Неудачные будни, — просто клякса в письме.

Это только начало. Это раненый кречет,

Трепыхаясь в болоте, ожидает нелепую смерть.

А быть может, совсем и не стоит стремиться,

И метаться, и глохнуть обескрыленной птицей,

И, когтями цепляясь, мертветь на весу.

А быть может, в сущности, равноценен России

Этот схваченный, стиснутый, отдираемый сук.

 

 

Валерий Перелешин, уже много позднее, после скитаний по белу свету, написал в своих бесподобных «Аргонавтах»:

 

 

А теперь, словно голос долга,

Словно голос дома поет во мне,

Если вольное слою Волга

На эфирной плывет волне.

Оттого, что при всей нагрузке

Вер, девизов, стягов и правд

Я до костного мозга — русский

Заблудившийся аргонавт.

 

 

Это было написано уже в шестидесятых годах.

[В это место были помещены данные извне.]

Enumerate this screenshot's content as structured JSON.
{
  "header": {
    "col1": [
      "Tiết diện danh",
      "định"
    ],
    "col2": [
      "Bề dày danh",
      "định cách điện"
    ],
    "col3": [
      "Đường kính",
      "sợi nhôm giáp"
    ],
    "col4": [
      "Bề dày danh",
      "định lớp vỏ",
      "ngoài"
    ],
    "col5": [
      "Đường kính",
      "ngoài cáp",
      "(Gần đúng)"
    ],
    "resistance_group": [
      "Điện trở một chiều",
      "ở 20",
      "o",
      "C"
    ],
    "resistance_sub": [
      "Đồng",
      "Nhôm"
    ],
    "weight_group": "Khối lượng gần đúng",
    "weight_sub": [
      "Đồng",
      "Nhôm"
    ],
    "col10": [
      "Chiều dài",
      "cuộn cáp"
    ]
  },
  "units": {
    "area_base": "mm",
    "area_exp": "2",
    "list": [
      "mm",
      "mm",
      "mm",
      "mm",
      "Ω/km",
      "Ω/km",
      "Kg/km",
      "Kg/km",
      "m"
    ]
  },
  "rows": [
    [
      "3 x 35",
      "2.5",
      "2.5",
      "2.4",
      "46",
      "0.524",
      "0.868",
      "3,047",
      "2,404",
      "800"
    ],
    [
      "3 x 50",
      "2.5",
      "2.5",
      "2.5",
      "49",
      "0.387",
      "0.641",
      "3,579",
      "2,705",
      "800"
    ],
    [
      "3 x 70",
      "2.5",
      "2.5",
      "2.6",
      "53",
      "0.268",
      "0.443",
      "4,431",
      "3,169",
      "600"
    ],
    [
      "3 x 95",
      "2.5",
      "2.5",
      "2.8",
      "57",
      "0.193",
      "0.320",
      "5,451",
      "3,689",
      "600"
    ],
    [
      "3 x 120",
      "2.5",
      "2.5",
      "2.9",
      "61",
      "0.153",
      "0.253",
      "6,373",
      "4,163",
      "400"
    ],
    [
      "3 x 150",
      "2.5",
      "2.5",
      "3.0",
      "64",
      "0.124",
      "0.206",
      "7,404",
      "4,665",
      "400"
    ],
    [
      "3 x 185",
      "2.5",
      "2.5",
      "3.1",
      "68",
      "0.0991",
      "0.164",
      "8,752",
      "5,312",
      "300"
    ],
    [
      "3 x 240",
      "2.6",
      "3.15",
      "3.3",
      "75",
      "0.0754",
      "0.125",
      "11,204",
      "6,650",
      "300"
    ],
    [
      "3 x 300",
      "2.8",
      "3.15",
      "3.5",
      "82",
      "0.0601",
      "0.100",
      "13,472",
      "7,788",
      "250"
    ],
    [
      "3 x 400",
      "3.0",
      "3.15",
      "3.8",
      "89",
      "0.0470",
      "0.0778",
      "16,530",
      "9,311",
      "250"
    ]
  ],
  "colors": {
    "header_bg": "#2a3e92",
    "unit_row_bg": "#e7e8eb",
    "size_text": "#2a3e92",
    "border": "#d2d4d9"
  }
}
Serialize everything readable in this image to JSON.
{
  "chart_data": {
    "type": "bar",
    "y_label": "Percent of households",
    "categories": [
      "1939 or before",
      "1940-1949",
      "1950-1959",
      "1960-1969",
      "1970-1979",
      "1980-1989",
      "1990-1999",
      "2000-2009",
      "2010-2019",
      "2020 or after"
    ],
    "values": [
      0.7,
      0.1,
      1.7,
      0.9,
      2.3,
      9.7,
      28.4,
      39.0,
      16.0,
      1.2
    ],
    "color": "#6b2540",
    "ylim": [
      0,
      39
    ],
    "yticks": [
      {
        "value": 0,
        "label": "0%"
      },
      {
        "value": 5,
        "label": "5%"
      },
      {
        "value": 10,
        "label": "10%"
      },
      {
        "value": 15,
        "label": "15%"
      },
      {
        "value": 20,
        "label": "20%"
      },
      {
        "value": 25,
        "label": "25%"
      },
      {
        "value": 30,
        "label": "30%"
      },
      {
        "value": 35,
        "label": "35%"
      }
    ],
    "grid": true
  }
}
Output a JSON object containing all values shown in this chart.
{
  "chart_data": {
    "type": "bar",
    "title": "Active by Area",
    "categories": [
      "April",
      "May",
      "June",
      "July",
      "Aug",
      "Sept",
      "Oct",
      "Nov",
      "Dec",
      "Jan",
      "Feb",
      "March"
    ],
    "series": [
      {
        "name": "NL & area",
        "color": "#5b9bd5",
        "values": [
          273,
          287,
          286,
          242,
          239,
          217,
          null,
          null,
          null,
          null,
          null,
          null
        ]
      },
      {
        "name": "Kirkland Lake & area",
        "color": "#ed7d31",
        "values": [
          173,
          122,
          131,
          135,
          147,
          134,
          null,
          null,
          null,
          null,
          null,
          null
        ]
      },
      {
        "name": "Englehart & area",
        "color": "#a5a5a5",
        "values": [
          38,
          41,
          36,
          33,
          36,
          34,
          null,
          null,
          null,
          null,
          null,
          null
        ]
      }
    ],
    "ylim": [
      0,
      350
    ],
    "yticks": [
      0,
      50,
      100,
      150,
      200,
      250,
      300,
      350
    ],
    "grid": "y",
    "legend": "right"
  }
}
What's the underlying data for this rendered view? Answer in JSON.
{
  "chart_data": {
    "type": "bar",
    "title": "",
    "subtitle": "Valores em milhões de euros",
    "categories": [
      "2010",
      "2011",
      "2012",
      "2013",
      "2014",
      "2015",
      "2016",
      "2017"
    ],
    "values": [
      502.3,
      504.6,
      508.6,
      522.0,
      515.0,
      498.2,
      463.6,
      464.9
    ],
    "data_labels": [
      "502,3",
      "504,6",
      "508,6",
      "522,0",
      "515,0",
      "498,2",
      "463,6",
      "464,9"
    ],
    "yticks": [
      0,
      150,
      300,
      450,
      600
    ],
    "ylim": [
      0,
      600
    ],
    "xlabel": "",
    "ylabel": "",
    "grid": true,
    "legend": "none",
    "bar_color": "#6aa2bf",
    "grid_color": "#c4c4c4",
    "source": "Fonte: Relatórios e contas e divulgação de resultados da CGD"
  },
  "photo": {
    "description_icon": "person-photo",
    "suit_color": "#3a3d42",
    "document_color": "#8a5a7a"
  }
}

А тогда, в Харбине, одно становилось ясным: из этого города надо куда-то уезжать. Политическое положение явно менялось. И петля затягивалась все туже. Напрасно я беспокоилась когда-то, что мы долго ни от кого не бежим. Теперь бежать было опять необходимо. По крайней мере, молодым. Потому что в милом Харбине, где было все, что угодно для души, — не было для нас будущего. Как сказал Гранин: «Мы висели в воздухе, цепляясь за сучок, а он уже обрывался».

В 1934 году Георгий Гранин и Сергей Сергин[36] — оба талантливые и совсем еще молодые — покончили с собой, запершись в номере одного из отелей Харбина. Милого Алексея Алексеевича Ачаира, который так старался сделать из нас людей, достойных возвращения на родину, упрятали в ГУЛАГ, после которого он хоть и вышел на волю, но прожил недолго. Я получила весточку от него: «В той звериной жизни было не до стихов». Большая часть чураевцев, включая меня, была уже в Шанхае. Зарабатывали мы — кто чем мог. В Шанхае было тяжелее жить без денег, чем в Харбине. Жили душно, без садов, без простора на песках у реки, не только что без моего незабываемого моря. Я-то приехала в Шанхай через Корею, где провела чудесное лето: и с морем, и с лесами, и с поэзией разного сорта. В семье поэтессы Виктории Янковской[37], навещавшей раньше «Чураевку» и пригласившей меня. В Шанхае меня приютила тетушка Виктории — незабвенная Ангелина Михайловна Кичигина[38] — в своем бординг-хаус. И я сразу же стала вроде секретарши в журнале «Прожектор». Летом я вернулась на время и в Корею, и в Харбин. Я с болью вспоминаю, как, разговаривая с Граниным и Сергиным, именно с ними двумя, сказала, что это нам только кажется, что быть поэтом — что-то нужное, а в большом деловом городе видно, что мы никому не нужны. Как знать, может быть, это была еще одна капля, последняя, которая переполнила чашу… Я никогда больше не увидела их

Потом война и перемена власти отрезали нас, Шанхай, от Харбина окончательно. Мой «Прожектор» закрылся, и я зарабатывала танцами. Этому я немножко училась в Харбине. Часть чураевцев — Николай Петерец, ставшая его женой Юстина Владимировна Крузенштерн [39], Валерий Перелешин, Николай Щеголев, Владимир Померанцев[40], Лидия Хаиндрова[41] и я с прибавлением Варвары Николаевны Иевлевой[42] и Марии Павловны Коростовец[43], которых я раньше не знала, — основали новый кружок — «Остров». Мы собирались раз в неделю в бывшем гараже с затемненным, на случай бомбежки, окном, при свете самодельного фитилька. И эти вечера были самым дорогим за годы войны. «Островом» назывался и сборник наших стихов, который вышел впоследствии.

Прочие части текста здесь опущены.